By Laura Bowen, USTA Florida Director of Marketing, Membership & Communications
Hat tip to Bryce Harper for inspiring this column…literally.
For those of you who don’t follow baseball (or my beloved Washington Nationals), Harper was the 2015 MLB MVP and threw the baseball world into a tizzy earlier this year when he told ESPN the Magazine, “Baseball’s tired…It’s a tired sport because you can’t express yourself.”
His motivation was all about the FUTURE of the sport: Why should kids want to play baseball when basketball and football look so much more fun and exciting? Those athletes get to dance and celebrate and have attitude. Baseball doesn’t.
Bryce’s point isn’t that the rules of the game need to change — maybe they do — it’s that the attitude/unwritten rules need an overhaul.
Touch a nerve? You bet it did. Because he’s right. And if we’re being honest, we need to hit that nerve in tennis, with a hammer.
John McEnroe brought people to the game of tennis for the exact same reasons people are now watching Bryce Harper play baseball: he broke many of the unwritten rules. McEnroe made tennis fun to watch. But, even as he pointed out in 2014, tennis still (for the most part) looks like it did 40 years ago.
Thanks to USTA and USTA Florida, we now have Fast4, Tiebreak Tournaments, and more recreational formats of play to make tennis faster and easier to play. But that doesn’t really address the unwritten rules of tennis that make it (appear?) less fun than a lot of other sports. Where’s the walk-on music, the fist-pumping, the firebrand mentality that says “You have to watch THIS”??
A few months ago, someone in a tennis meeting suggested that maybe we should start some major tournaments later in the morning and play into the night. Courts have lights, after all. The reaction was silent discomfort. If we can’t wrap our minds around that small change, how can we embrace a completely different culture that changes tennis into a sport that exudes fun, social, entertaining and engaging experiences that draw people in?

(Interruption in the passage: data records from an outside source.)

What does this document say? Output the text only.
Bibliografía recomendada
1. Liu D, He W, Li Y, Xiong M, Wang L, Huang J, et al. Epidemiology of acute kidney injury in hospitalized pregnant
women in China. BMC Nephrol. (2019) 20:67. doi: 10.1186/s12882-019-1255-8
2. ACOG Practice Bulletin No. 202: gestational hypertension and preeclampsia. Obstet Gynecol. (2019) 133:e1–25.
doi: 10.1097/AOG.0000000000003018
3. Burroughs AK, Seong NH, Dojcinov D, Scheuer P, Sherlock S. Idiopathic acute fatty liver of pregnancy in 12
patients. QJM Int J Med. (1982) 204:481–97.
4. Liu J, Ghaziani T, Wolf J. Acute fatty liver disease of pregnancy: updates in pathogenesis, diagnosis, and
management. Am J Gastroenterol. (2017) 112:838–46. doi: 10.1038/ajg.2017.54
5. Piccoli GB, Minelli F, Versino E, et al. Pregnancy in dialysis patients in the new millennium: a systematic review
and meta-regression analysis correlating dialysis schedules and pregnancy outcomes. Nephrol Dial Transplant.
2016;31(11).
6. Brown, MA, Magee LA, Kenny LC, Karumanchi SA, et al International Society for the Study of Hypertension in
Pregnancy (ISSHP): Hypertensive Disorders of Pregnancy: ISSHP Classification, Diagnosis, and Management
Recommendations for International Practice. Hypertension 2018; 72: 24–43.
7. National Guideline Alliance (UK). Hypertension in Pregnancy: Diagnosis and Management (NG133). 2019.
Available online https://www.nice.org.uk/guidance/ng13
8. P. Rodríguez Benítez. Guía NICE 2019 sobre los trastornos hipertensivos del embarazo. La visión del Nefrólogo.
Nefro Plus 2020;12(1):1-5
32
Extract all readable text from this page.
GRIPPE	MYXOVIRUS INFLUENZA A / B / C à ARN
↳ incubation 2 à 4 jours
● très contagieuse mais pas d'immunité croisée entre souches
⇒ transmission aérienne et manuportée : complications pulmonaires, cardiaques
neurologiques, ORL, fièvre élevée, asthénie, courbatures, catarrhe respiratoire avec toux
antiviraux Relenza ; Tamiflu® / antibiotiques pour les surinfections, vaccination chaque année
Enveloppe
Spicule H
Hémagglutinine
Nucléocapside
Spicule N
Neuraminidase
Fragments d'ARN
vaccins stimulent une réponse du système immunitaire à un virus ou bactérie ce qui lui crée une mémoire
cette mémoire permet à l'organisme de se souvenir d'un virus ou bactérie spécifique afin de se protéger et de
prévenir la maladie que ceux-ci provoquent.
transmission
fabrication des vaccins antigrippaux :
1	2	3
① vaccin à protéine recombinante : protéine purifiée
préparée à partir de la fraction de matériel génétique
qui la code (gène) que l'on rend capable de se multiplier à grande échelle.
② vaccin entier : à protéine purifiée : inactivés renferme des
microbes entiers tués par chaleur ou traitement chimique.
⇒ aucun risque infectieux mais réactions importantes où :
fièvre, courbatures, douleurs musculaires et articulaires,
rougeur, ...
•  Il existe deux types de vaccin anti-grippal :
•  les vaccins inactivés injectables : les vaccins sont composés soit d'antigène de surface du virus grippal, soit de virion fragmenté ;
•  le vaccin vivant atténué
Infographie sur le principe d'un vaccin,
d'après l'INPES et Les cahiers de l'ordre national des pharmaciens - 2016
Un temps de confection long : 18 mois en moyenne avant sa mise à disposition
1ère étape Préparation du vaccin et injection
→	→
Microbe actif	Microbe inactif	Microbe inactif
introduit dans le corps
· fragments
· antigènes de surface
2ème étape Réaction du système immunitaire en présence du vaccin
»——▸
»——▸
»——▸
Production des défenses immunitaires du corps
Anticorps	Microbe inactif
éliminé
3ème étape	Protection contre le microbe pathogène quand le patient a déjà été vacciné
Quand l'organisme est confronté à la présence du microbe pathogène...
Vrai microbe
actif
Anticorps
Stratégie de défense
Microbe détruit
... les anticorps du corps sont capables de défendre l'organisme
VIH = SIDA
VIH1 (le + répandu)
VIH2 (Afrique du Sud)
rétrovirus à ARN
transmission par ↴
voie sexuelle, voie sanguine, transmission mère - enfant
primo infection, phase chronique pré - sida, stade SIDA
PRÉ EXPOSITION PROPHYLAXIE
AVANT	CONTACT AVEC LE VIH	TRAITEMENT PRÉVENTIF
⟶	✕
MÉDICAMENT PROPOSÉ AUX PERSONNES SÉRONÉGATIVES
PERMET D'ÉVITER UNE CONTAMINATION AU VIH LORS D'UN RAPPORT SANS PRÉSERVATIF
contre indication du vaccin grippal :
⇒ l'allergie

Whether we ever have another John McEnroe or not, making tennis fun starts squarely with us. Marketing, more than anything, sets the tone, and we need to expand our approach. We need to show a different side (or sides) of tennis that highlights real people, having real fun, and expressing it. That was exactly what we did with our Lights Out Tour with XGLOsive this year. It spread like wildfire.
MLB’s #This social media campaign is a great example of how they took Harper’s criticism to heart and expanded their approach to include real athletes with real expressions.
I’d love to see all of you think differently and infuse more expression and fun into tennis. Join the movement. Together, we can #maketennisfun.